Vivere la Settimana Santa vuol dire ripercorrere il cammino di Gesù dall’entrata in Gerusalemme fino alla sua morte sulla croce e alla sua sepoltura, in attesa di celebrare la sua risurrezione la notte di Pasqua. Nella Passione del Signore vediamo presenti tutti i dolori dell’umanità. In Gesù Cristo infatti Dio si è abbassato fino a prendere su di sé il dolore più grande fino alla morte. E’ questo il messaggio che ci viene dall’inno della lettera ai Filippesi: «Cristo Gesù, pur essendo nella condizione di Dio, non ritenne un privilegio l’essere come Dio, ma svuotò se stesso assumendo una condizione di servo, diventando simile agli uomini.
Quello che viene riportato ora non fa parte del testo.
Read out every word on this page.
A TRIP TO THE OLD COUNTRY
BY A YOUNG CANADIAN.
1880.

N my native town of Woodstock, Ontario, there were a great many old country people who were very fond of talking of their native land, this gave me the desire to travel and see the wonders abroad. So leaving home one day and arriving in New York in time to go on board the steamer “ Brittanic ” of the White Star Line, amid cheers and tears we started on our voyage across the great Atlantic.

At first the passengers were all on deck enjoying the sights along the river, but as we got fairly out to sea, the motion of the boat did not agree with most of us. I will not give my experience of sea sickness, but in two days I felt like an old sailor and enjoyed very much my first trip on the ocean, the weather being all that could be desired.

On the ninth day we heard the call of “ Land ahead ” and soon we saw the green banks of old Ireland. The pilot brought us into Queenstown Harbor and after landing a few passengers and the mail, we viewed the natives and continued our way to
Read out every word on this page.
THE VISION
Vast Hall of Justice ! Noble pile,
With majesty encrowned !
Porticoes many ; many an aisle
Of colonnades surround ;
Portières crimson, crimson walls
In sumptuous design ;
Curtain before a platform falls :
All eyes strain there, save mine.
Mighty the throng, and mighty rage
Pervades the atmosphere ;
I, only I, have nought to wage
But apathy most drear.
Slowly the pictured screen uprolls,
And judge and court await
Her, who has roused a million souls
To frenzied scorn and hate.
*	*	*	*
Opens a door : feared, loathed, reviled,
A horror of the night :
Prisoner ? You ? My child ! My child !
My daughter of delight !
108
Dall’aspetto riconosciuto come uomo, umiliò se stesso facendosi obbediente fino alla morte e a una morte di croce». I nostri dolori, la nostra sofferenza, la morte stessa non contraddicono Dio e il suo amore, come noi siamo portati a pensare seguendo una logica umana. La vicenda di Gesù ci rivela che invece sono il luogo dove Dio ci raggiunge per salvarci.
Il racconto di Matteo ci mostra come Gesù va incontro alla sua passione e alla sua morte come il Figlio obbediente del Padre, confidando in Lui anche nel momento in cui sperimenta l’abbandono e la solitudine. Il grido di Gesù sulla croce «Dio mio, Dio mio perché mi hai abbandonato» (che è l’inizio di un salmo) non è espressione di un disperato ma è un grido di fede e di abbandono al Padre. In Gesù, percosso e umiliato, vediamo realizzarsi la figura del Servo di Jahvé descritto dal profeta Isaia: «Ho presentato il mio dorso ai flagellatori, le mie guance a coloro che mi strappavano la barba; non ho sottratto la faccia agli insulti e agli sputi. Il Signore Dio mi assiste, per questo non resto svergognato, per questo rendo la mia faccia dura come pietra, sapendo di non restare confuso».
In un tempo di grande dolore, dove ci sentiamo assediati dalla malattia e dalla morte, seguire Gesù nella sua passione ci può aiutare a dare un senso a quanto sta avvenendo: come Gesù anche noi possiamo accogliere quanto ci viene chiesto di affrontare affidandoci alla fedeltà del Padre, con la certezza che ogni nostro dolore e ogni nostra sofferenza non andrà perduta. Non abbiamo paura allora in questi giorni a seguire Gesù passo per passo, di immedesimarci in lui, di fare nostra la sua preghiera: così potremo scoprire che il Padre non ci abbandona. Se sapremo affidarci a Lui fino in fondo, come ha fatto Gesù, non saremo perduti.